Your Turn — Mini-Project
Write a tiny neural network in pure Python (no PyTorch) that learns the linear function $f(x) = 2x + 3$ from data:
- Use a single linear layer $\hat{y} = w_1 x + b_1$ (no activation — the network is linear).
- Generate 100 pairs $(x, y)$ with $y = 2x + 3 + \text{noise}$.
- Initialize $w_1, b_1$ randomly. For each example, use the chain rule to compute $\partial L/\partial w_1$ and $\partial L/\partial b_1$ from $L = (\hat y - y)^2$, then step against them.

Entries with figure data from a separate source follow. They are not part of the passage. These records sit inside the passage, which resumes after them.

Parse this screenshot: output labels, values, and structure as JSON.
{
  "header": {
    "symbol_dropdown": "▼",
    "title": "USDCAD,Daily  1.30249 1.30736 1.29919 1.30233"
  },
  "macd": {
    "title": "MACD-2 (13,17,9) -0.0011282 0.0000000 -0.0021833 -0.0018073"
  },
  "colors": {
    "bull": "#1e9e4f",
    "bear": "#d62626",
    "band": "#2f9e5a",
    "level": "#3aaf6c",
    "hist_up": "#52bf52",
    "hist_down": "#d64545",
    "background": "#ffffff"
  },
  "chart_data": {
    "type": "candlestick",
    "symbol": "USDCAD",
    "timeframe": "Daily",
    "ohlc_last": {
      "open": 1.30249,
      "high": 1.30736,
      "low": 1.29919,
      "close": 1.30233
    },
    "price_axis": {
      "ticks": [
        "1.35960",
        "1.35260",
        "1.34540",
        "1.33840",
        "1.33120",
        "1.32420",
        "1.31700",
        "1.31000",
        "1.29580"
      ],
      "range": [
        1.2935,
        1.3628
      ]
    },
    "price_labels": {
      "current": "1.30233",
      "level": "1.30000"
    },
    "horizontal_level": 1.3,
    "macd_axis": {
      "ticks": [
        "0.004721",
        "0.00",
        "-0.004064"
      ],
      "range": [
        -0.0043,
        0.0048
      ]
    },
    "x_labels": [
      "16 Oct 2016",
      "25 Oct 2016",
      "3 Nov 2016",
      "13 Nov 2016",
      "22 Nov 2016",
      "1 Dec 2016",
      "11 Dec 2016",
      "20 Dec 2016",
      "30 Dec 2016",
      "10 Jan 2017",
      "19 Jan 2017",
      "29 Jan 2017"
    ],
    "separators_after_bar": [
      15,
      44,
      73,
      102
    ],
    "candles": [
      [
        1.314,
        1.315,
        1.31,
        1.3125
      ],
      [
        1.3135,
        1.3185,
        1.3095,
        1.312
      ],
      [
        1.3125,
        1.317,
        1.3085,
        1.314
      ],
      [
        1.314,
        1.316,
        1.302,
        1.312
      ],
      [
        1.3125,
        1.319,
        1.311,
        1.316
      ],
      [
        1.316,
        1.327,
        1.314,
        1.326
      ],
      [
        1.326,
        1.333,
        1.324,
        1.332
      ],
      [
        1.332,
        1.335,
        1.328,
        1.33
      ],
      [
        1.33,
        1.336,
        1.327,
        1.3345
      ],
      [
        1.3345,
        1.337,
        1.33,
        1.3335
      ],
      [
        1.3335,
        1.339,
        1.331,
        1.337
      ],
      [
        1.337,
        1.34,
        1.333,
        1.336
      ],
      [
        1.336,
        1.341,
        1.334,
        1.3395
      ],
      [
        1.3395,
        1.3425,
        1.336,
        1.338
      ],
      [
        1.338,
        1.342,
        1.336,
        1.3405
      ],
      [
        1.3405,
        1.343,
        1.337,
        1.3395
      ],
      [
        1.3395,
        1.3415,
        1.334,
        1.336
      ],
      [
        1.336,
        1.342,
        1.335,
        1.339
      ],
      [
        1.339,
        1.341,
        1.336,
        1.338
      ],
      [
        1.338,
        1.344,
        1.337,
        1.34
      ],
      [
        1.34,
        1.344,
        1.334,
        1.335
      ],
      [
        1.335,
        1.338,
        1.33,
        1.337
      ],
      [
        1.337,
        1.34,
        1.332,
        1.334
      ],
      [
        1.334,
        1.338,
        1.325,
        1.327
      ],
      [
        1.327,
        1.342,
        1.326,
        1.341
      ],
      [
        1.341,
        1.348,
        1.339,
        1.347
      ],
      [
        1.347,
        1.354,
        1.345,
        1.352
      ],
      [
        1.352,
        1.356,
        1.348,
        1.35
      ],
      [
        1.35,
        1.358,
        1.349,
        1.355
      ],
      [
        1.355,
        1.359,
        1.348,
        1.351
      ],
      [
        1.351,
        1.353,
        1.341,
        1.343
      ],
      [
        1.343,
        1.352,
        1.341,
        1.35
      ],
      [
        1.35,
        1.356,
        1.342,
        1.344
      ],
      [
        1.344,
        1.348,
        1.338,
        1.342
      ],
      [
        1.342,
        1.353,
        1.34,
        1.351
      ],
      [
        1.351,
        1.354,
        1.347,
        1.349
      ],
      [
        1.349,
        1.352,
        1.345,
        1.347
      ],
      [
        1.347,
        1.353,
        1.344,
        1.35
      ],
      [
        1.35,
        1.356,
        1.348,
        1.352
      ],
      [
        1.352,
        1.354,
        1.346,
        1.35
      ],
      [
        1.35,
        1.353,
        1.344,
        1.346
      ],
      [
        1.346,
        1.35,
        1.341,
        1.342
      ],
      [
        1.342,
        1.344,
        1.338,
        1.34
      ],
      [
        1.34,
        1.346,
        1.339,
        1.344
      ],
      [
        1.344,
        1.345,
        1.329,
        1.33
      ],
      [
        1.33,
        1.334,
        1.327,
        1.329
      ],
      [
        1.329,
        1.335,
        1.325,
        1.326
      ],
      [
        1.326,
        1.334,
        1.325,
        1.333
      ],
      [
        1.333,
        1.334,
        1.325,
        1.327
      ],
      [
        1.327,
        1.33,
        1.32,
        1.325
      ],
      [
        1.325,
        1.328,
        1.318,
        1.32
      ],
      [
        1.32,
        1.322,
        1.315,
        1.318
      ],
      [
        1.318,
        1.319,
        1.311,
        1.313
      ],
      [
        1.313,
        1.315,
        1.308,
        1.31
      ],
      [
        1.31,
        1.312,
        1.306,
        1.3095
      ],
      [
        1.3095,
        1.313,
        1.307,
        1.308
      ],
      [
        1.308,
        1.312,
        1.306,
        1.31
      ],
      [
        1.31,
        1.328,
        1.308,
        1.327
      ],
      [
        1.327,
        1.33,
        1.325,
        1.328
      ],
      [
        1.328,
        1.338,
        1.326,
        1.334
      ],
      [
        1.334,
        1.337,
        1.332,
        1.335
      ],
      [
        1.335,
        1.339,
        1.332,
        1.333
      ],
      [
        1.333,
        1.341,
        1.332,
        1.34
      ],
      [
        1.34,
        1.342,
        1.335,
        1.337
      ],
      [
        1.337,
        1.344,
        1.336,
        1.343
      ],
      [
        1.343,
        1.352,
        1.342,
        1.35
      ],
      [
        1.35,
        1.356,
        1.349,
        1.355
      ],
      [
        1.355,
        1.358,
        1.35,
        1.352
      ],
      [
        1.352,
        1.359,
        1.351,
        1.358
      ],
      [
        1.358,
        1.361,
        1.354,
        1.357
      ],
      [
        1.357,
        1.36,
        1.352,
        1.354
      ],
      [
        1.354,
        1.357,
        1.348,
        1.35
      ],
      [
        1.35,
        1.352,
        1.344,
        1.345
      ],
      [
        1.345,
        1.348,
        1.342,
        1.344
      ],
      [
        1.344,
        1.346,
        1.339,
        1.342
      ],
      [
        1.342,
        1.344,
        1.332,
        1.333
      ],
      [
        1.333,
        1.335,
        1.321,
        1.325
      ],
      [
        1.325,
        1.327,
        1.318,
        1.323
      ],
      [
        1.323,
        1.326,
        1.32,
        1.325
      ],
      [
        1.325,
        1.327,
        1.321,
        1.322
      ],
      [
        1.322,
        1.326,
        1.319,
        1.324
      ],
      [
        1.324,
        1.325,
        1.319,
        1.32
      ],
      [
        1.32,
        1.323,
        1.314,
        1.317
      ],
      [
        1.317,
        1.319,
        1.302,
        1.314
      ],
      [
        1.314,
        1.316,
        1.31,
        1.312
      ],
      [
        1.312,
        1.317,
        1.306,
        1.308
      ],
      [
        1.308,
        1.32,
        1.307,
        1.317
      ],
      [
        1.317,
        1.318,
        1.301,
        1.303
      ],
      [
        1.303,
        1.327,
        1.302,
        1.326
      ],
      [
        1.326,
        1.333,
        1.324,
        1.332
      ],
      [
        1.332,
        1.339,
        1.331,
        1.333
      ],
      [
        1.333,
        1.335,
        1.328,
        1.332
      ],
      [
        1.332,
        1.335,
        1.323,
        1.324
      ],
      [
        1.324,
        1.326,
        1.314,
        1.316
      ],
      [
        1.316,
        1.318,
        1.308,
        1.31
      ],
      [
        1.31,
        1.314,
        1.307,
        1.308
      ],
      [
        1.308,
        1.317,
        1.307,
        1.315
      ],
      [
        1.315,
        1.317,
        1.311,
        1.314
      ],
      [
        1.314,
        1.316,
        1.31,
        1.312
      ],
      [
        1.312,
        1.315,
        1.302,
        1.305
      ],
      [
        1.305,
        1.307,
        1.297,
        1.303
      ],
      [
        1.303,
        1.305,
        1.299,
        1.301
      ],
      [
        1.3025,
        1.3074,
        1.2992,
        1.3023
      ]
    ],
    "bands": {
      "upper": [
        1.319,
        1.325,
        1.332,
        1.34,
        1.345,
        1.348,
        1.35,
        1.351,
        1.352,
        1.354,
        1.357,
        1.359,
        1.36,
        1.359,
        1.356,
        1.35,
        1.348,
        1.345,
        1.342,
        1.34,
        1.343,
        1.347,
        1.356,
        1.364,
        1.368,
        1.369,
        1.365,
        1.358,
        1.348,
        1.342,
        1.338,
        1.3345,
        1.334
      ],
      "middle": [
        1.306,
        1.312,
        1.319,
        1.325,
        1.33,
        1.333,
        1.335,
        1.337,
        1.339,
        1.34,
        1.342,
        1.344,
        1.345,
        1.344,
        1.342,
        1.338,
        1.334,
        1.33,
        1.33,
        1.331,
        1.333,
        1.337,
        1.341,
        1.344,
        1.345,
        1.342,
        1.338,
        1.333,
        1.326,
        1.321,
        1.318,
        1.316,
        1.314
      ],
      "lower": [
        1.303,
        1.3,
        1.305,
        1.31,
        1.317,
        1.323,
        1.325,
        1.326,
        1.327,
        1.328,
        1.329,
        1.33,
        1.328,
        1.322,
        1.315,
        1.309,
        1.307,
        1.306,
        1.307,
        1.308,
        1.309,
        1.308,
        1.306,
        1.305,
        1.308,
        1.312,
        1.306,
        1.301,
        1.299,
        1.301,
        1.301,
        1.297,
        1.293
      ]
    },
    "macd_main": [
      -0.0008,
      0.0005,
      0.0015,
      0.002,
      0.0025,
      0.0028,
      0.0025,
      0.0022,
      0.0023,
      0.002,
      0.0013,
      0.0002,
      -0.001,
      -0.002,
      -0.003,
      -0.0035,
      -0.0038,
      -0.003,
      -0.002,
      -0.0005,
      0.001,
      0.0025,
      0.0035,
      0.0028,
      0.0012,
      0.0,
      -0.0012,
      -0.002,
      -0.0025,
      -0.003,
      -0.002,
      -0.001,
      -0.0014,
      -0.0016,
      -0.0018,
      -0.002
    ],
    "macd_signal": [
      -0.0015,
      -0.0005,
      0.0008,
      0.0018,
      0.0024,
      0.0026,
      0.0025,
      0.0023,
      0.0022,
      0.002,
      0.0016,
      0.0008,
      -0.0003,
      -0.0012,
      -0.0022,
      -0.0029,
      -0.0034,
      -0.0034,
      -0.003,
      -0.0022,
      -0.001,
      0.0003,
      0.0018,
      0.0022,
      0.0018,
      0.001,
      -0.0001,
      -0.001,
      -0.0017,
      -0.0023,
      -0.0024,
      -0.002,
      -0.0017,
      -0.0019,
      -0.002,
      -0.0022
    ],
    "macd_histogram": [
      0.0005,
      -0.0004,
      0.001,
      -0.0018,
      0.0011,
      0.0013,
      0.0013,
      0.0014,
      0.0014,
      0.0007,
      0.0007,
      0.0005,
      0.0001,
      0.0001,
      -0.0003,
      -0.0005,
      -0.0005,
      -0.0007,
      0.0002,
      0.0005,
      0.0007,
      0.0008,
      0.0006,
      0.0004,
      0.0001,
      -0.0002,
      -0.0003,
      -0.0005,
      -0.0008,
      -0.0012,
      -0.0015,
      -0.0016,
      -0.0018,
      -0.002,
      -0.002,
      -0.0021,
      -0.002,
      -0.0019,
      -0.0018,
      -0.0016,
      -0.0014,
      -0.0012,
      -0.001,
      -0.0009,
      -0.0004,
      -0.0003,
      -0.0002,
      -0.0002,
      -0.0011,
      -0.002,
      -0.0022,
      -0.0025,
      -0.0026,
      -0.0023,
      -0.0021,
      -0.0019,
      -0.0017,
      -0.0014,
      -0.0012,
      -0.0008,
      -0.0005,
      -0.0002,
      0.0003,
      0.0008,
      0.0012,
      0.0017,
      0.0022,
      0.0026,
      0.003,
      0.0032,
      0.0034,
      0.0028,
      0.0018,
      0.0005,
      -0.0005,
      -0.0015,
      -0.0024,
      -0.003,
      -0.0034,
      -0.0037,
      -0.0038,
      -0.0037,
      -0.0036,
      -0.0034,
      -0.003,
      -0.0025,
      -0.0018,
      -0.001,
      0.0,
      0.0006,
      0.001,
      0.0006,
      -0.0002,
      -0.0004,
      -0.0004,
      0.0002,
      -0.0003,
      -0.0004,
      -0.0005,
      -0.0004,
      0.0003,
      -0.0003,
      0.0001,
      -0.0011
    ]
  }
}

After enough iterations, confirm $w_1 \approx 2$ and $b_1 \approx 3$. You will have watched the chain rule discover a function from data.
Annotated Further Reading
- Rumelhart, D. E., Hinton, G. E., & Williams, R. J. (1986). "Learning representations by back-propagating errors." Nature, 323, 533–536. The paper that put backpropagation on the map — remarkably readable, and it is the chain rule throughout.
- Goodfellow, I., Bengio, Y., & Courville, A. (2016). Deep Learning. MIT Press, Chapter 6. The standard graduate treatment of feedforward networks and backprop; free online at deeplearningbook.org.
- Karpathy, A. "The spelled-out intro to neural networks and backpropagation: building micrograd." YouTube. Builds an automatic-differentiation engine from scratch, one chain-rule step at a time — the best way to see this case study run.
The chain rule is arguably the most consequential calculus result of the 21st century. Every AI you interact with — chatbots, autocomplete, medical-imaging classifiers, self-driving perception — learns by propagating error backward through a composition, multiplying local derivatives exactly as Section 7.6 prescribes.